Qualcomm reported record revenue in the first quarter but faces concerns about the accuracy of their numbers reported in China and about being passed over by a major customer, the company said Wednesday during its quarterly report.
A record number of MSM chipsets were sold in the first quarter, up 27 percent year over year to $270 million. Revenue in the first quarter was $7.1 billion, up 7 percent year over year and a record company revenue before tax.
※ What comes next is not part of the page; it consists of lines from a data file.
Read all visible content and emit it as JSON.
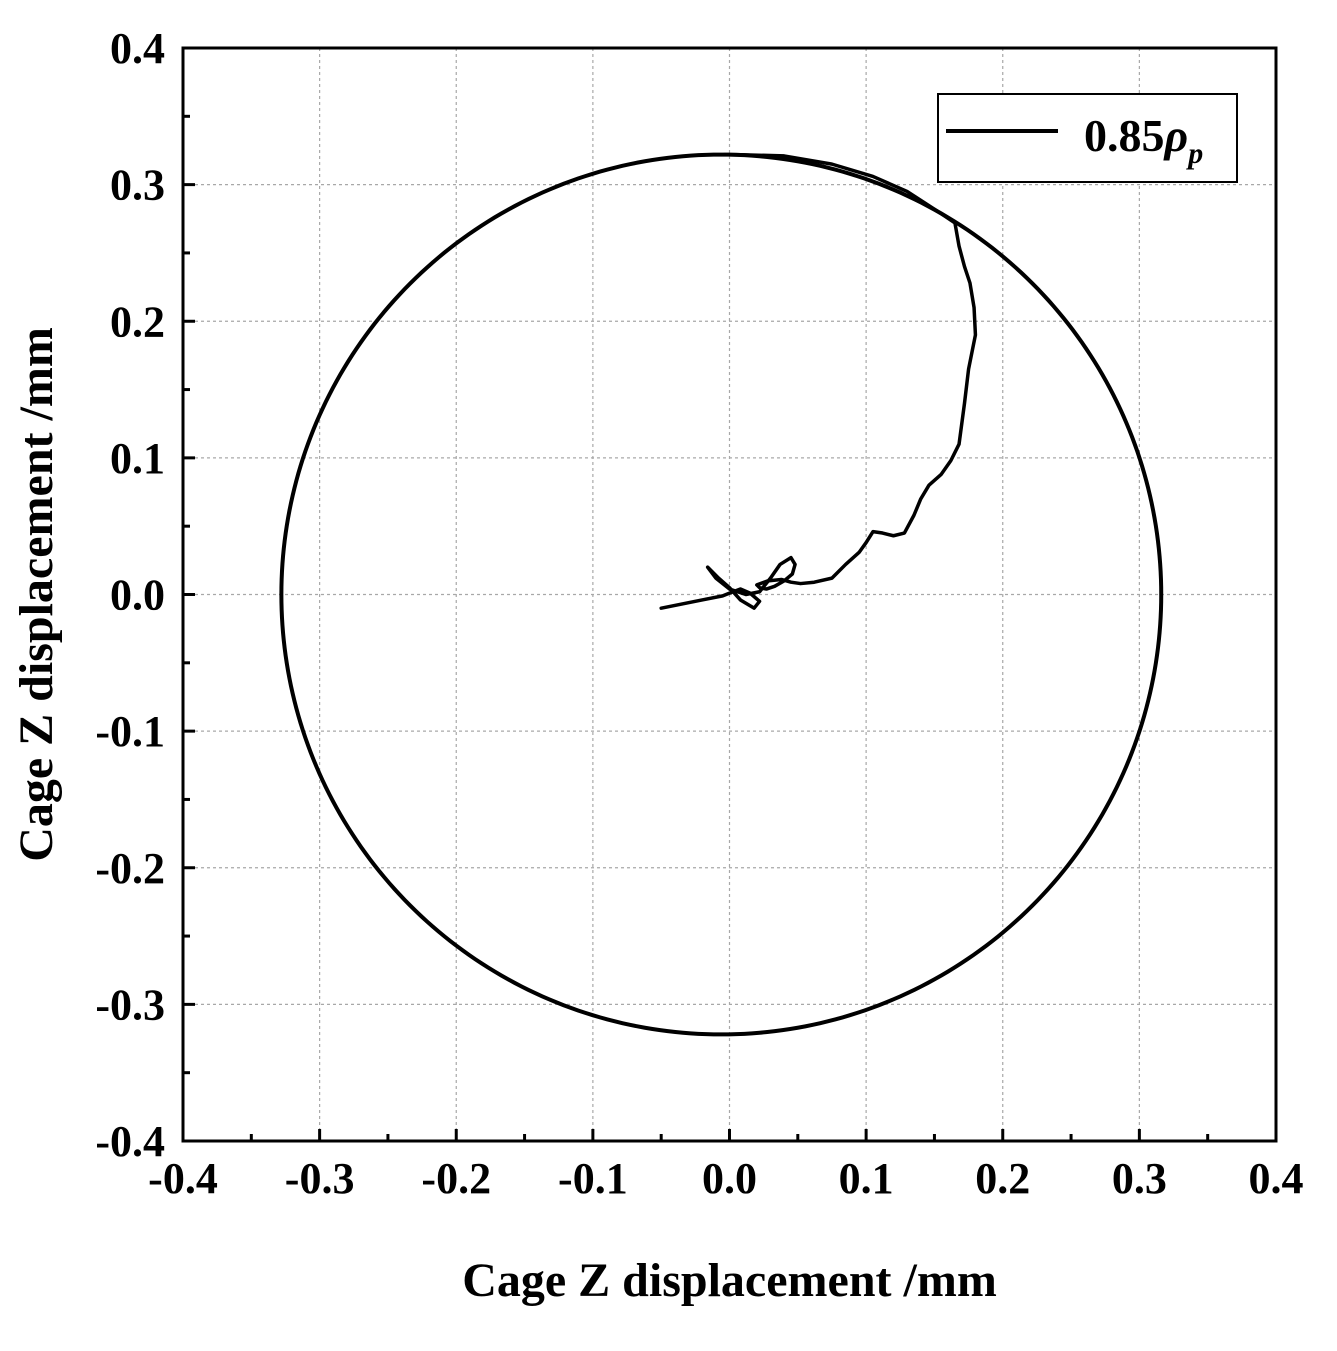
{
  "chart_data": {
    "type": "line",
    "xlabel": "Cage Z displacement /mm",
    "ylabel": "Cage Z displacement /mm",
    "xlim": [
      -0.4,
      0.4
    ],
    "ylim": [
      -0.4,
      0.4
    ],
    "xticks": [
      -0.4,
      -0.3,
      -0.2,
      -0.1,
      0.0,
      0.1,
      0.2,
      0.3,
      0.4
    ],
    "yticks": [
      -0.4,
      -0.3,
      -0.2,
      -0.1,
      0.0,
      0.1,
      0.2,
      0.3,
      0.4
    ],
    "xtick_labels": [
      "-0.4",
      "-0.3",
      "-0.2",
      "-0.1",
      "0.0",
      "0.1",
      "0.2",
      "0.3",
      "0.4"
    ],
    "ytick_labels": [
      "-0.4",
      "-0.3",
      "-0.2",
      "-0.1",
      "0.0",
      "0.1",
      "0.2",
      "0.3",
      "0.4"
    ],
    "grid": true,
    "legend_position": "top-right",
    "series": [
      {
        "name": "0.85ρp",
        "legend_base": "0.85",
        "legend_symbol": "ρ",
        "legend_subscript": "p",
        "color": "#000000",
        "guide_circle": {
          "center": [
            -0.006,
            0.0
          ],
          "radius": 0.322
        },
        "x": [
          -0.05,
          -0.035,
          -0.02,
          -0.005,
          0.0,
          0.008,
          0.015,
          0.022,
          0.018,
          0.008,
          0.0,
          -0.008,
          -0.016,
          -0.01,
          0.0,
          0.012,
          0.022,
          0.03,
          0.037,
          0.045,
          0.048,
          0.046,
          0.04,
          0.033,
          0.027,
          0.022,
          0.02,
          0.028,
          0.038,
          0.045,
          0.052,
          0.062,
          0.075,
          0.085,
          0.095,
          0.1,
          0.105,
          0.112,
          0.12,
          0.128,
          0.135,
          0.14,
          0.146,
          0.155,
          0.162,
          0.168,
          0.172,
          0.175,
          0.178,
          0.18,
          0.179,
          0.176,
          0.172,
          0.168,
          0.165,
          0.15,
          0.13,
          0.105,
          0.075,
          0.04,
          0.005,
          -0.004
        ],
        "y": [
          -0.01,
          -0.007,
          -0.004,
          -0.001,
          0.001,
          0.004,
          0.001,
          -0.005,
          -0.01,
          -0.004,
          0.005,
          0.012,
          0.02,
          0.012,
          0.004,
          0.0,
          0.002,
          0.012,
          0.022,
          0.027,
          0.022,
          0.015,
          0.01,
          0.006,
          0.004,
          0.005,
          0.007,
          0.01,
          0.011,
          0.009,
          0.008,
          0.009,
          0.012,
          0.022,
          0.031,
          0.038,
          0.046,
          0.045,
          0.043,
          0.045,
          0.058,
          0.07,
          0.08,
          0.088,
          0.098,
          0.11,
          0.14,
          0.165,
          0.18,
          0.19,
          0.21,
          0.228,
          0.24,
          0.255,
          0.272,
          0.282,
          0.295,
          0.306,
          0.315,
          0.321,
          0.322,
          0.322
        ]
      }
    ]
  }
}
Total device sales hit $56.4 billion dollars, Qualcomm President Derek Aberle said.
Earnings per share were $1.34, rising slightly from last quarter.
“We delivered a strong quarter, achieving record quarterly revenues and non-GAAP operating income,” said Chief Executive Officer Steve Mollenkopf.
While positive about the numbers, Aberle also said that some sales may still be unreported and will need to be caught up in the second quarter report. “We continue to believe that some of our Chinese licensees are not reporting all of their sale of licensed products,” he said.
Revenue outlook for Qualcomm’s semiconductor business is down, the company reported in their fiscal earnings, due to “a shift in share among OEMs at the premium tier, which has reduced our near-term opportunity for sales of our integrated Snapdragon processors,” as well as expectations that the Snapdragon 810 processor “will not be in the upcoming design cycle of a large customer’s flagship device,” and increased competition in China.
“China continues to present significant opportunities for us, particularly with the rollout of 3G/4G LTE multimode, but also presents significant challenges, as our business practices continue to be the subject of an investigation by the China National Development and Reform Commission (NDRC),” the company said in its earnings release.
Qualcomm holds $31.6 billion in cash and marketable securities.
Long term growth drivers remain strong, both in cell phones and automotive and Internet of Things, Mollenkopf said. Demand for global 3G/4G devices continues to grow at a healthy rate, he said, due to high replacement rates and migration.